題目
Description
Let’s play the game Zuma!
There are a sequence of beads on a track at the right beginning. All the beads are colored but no three adjacent ones are allowed to be with a same color. You can then insert beads one by one into the sequence. Once three (or more) beads with a same color become adjacent due to an insertion, they will vanish immediately.
Note that it is possible for such a case to happen for more than once for a single insertion. You can’t insert the next bead until all the eliminations have been done.
Given both the initial sequence and the insertion series, you are now asked by the fans to provide a playback tool for replaying their games. In other words, the sequence of beads after all possible eliminations as a result of each insertion should be calculated.
Input
The first line gives the initial bead sequence. Namely, it is a string of capital letters from ‘A’ to ‘Z’, where different letters correspond to beads with different colors.
The second line just consists of a single interger n, i.e., the number of insertions.
The following n lines tell all the insertions in turn. Each contains an integer k and a capital letter Σ, giving the rank and the color of the next bead to be inserted respectively. Specifically, k ranges from 0 to m when there are currently m beads on the track.
Output
n lines of capital letters, i.e., the evolutionary history of the bead sequence.

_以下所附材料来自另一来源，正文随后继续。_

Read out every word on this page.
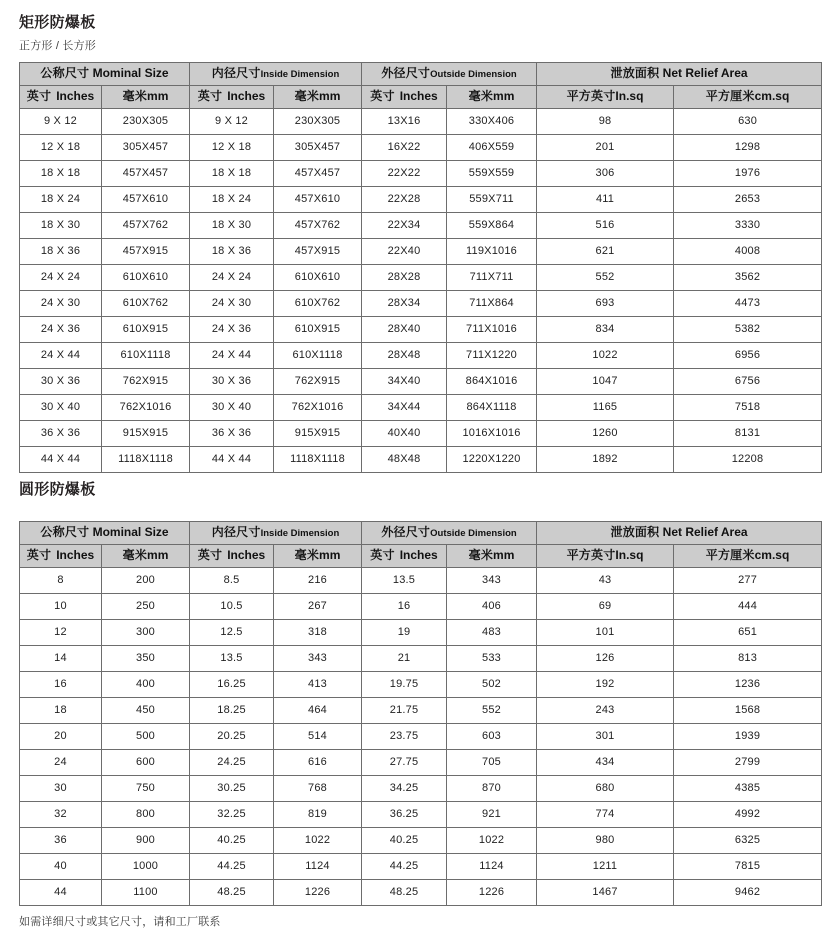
矩形防爆板
正方形 / 长方形
公称尺寸 Mominal Size		内径尺寸Inside Dimension		外径尺寸Outside Dimension		泄放面积 Net Relief Area	
英寸 Inches	毫米mm	英寸 Inches	毫米mm	英寸 Inches	毫米mm	平方英寸In.sq	平方厘米cm.sq
9 X 12	230X305	9 X 12	230X305	13X16	330X406	98	630
12 X 18	305X457	12 X 18	305X457	16X22	406X559	201	1298
18 X 18	457X457	18 X 18	457X457	22X22	559X559	306	1976
18 X 24	457X610	18 X 24	457X610	22X28	559X711	411	2653
18 X 30	457X762	18 X 30	457X762	22X34	559X864	516	3330
18 X 36	457X915	18 X 36	457X915	22X40	119X1016	621	4008
24 X 24	610X610	24 X 24	610X610	28X28	711X711	552	3562
24 X 30	610X762	24 X 30	610X762	28X34	711X864	693	4473
24 X 36	610X915	24 X 36	610X915	28X40	711X1016	834	5382
24 X 44	610X1118	24 X 44	610X1118	28X48	711X1220	1022	6956
30 X 36	762X915	30 X 36	762X915	34X40	864X1016	1047	6756
30 X 40	762X1016	30 X 40	762X1016	34X44	864X1118	1165	7518
36 X 36	915X915	36 X 36	915X915	40X40	1016X1016	1260	8131
44 X 44	1118X1118	44 X 44	1118X1118	48X48	1220X1220	1892	12208
圆形防爆板
公称尺寸 Mominal Size		内径尺寸Inside Dimension		外径尺寸Outside Dimension		泄放面积 Net Relief Area	
英寸 Inches	毫米mm	英寸 Inches	毫米mm	英寸 Inches	毫米mm	平方英寸In.sq	平方厘米cm.sq
8	200	8.5	216	13.5	343	43	277
10	250	10.5	267	16	406	69	444
12	300	12.5	318	19	483	101	651
14	350	13.5	343	21	533	126	813
16	400	16.25	413	19.75	502	192	1236
18	450	18.25	464	21.75	552	243	1568
20	500	20.25	514	23.75	603	301	1939
24	600	24.25	616	27.75	705	434	2799
30	750	30.25	768	34.25	870	680	4385
32	800	32.25	819	36.25	921	774	4992
36	900	40.25	1022	40.25	1022	980	6325
40	1000	44.25	1124	44.25	1124	1211	7815
44	1100	48.25	1226	48.25	1226	1467	9462
如需详细尺寸或其它尺寸，请和工厂联系
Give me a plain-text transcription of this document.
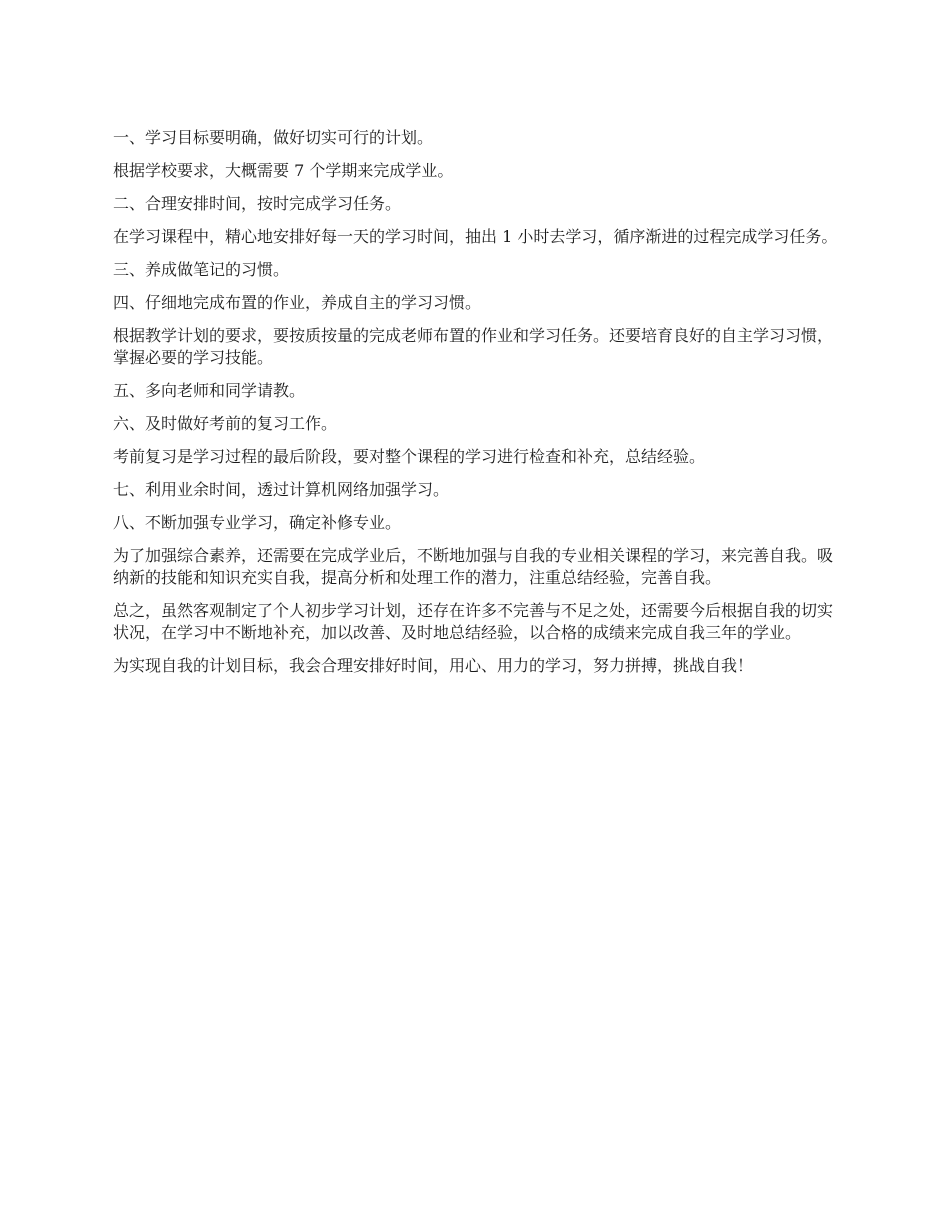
一、学习目标要明确，做好切实可行的计划。

根据学校要求，大概需要 7 个学期来完成学业。

二、合理安排时间，按时完成学习任务。

在学习课程中，精心地安排好每一天的学习时间，抽出 1 小时去学习，循序渐进的过程完成学习任务。

三、养成做笔记的习惯。

四、仔细地完成布置的作业，养成自主的学习习惯。

根据教学计划的要求，要按质按量的完成老师布置的作业和学习任务。还要培育良好的自主学习习惯，掌握必要的学习技能。

五、多向老师和同学请教。

六、及时做好考前的复习工作。

考前复习是学习过程的最后阶段，要对整个课程的学习进行检查和补充，总结经验。

七、利用业余时间，透过计算机网络加强学习。

八、不断加强专业学习，确定补修专业。

为了加强综合素养，还需要在完成学业后，不断地加强与自我的专业相关课程的学习，来完善自我。吸纳新的技能和知识充实自我，提高分析和处理工作的潜力，注重总结经验，完善自我。

总之，虽然客观制定了个人初步学习计划，还存在许多不完善与不足之处，还需要今后根据自我的切实状况，在学习中不断地补充，加以改善、及时地总结经验，以合格的成绩来完成自我三年的学业。

为实现自我的计划目标，我会合理安排好时间，用心、用力的学习，努力拼搏，挑战自我！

Specially, “-” stands for an empty sequence.
Example
Input
ACCBA
5
1 B
0 A
2 B
4 C
0 A
Output
ABCCBA
AABCCBA
AABBCCBA
這裏是 - (和CSDN輸入衝突所以加上了描述)A
Restrictions
0 <= n <= 10^4
0 <= length of the initial sequence <= 10^4
Time: 2 sec
Memory: 256 MB
描述
祖瑪是一款曾經風靡全球的遊戲,其玩法是:在一條軌道上初始排列着若干個彩色珠子,其中任意三個相鄰的珠子不會完全同色。此後,你可以發射珠子到軌道上並加入原有序列中。一旦有三個或更多同色的珠子變成相鄰,它們就會立即消失。這類消除現象可能會連鎖式發生,其間你將暫時不能發射珠子。
開發商最近準備爲玩家寫一個遊戲過程的回放工具。他們已經在遊戲內完成了過程記錄的功能,而回放功能的實現則委託你來完成。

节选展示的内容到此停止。